Illiterate Programming

  David Nolen        2012-02-10 06:20:52       2,765        0    

Donald Knuth cleverly imprisoned the phrase "Literate Programming" - if you're not documenting your source with his particular methodology then you must be a proponent of "Illiterate Programming," which sounds truly awful.

I very much believe in documented code but I think no amount of pontification in English will ever make a piece of code clearer than the code itself (I'm not talking about project or API documentation). I'm also not talking about the superficial notions / arguments of "readability" that are bandied about these days (Python, CoffeeScript, etc).

Most languages have no deep notion of readability in their core. 

Take a look at this page of Smalltalk:

One of the most lovely ideas in Smalltalk was the ad-hoc categorization, "protocols" - here you see initialization, accessing, private. These were not reified in the language but instead were a level of documentation baked right into the software writing experience.

In a similar vein, one of my favorite features of Clojure and ClojureScript is protocols. Their least celebrated benefit is readability - here's how JavaScript primitive arrays are extended to participate in some core language concepts:

(extend-type array
ISeqable
(-seq [array] (array-seq array 0))

ICounted
(-count [a] (.-length a))

IIndexed
(-nth
([array n]
(if (< n (.-length array)) (aget array n)))
([array n not-found]
(if (< n (.-length array)) (aget array n)
not-found)))

ILookup
(-lookup
([array k]
(aget array k))
([array k not-found]
(-nth array k not-found)))

IReduce
(-reduce
([array f]
(ci-reduce array f))
([array f start]
(ci-reduce array f start))))

view raw gistfile1.clj This Gist brought to you by GitHub.
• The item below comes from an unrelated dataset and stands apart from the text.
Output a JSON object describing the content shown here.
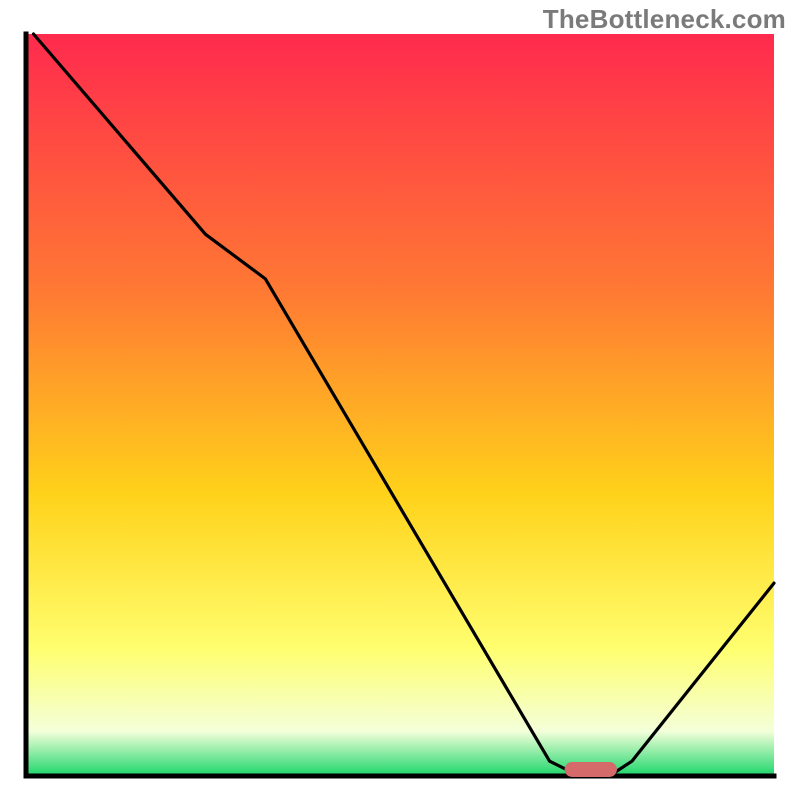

Smalltalk has so very few concepts - it's truly stunning. There's nothing more powerful in aiding readability than a small core set of concepts. In this sense I think Smalltalk continues to be one of the few languages to get anywhere near LISP. Most languages these days are just an abomination of features trapped inside of a compiler.

Yet I think Smalltalk still fundamentally failed (remember this is a programming language originally designed to scale from children to adults) because Objects are really hard and no-one really understands to this day how to do them right. This isn't to say they aren't incredibly useful but I think we've truly gone down the wrong path by putting then onstage. They should be backstage patiently waiting for those folks when they're ready to see how the pudding is made (Art of the MetaObject Protocol).

So I suggest repurposing "Illiterate Programming" to mean something very different. Programs, programming languages, and programming paradigms which strive for readability at a deeper level - the elegant self-evident architecture of very simple concepts. "Literate Programming" is admission of defeat.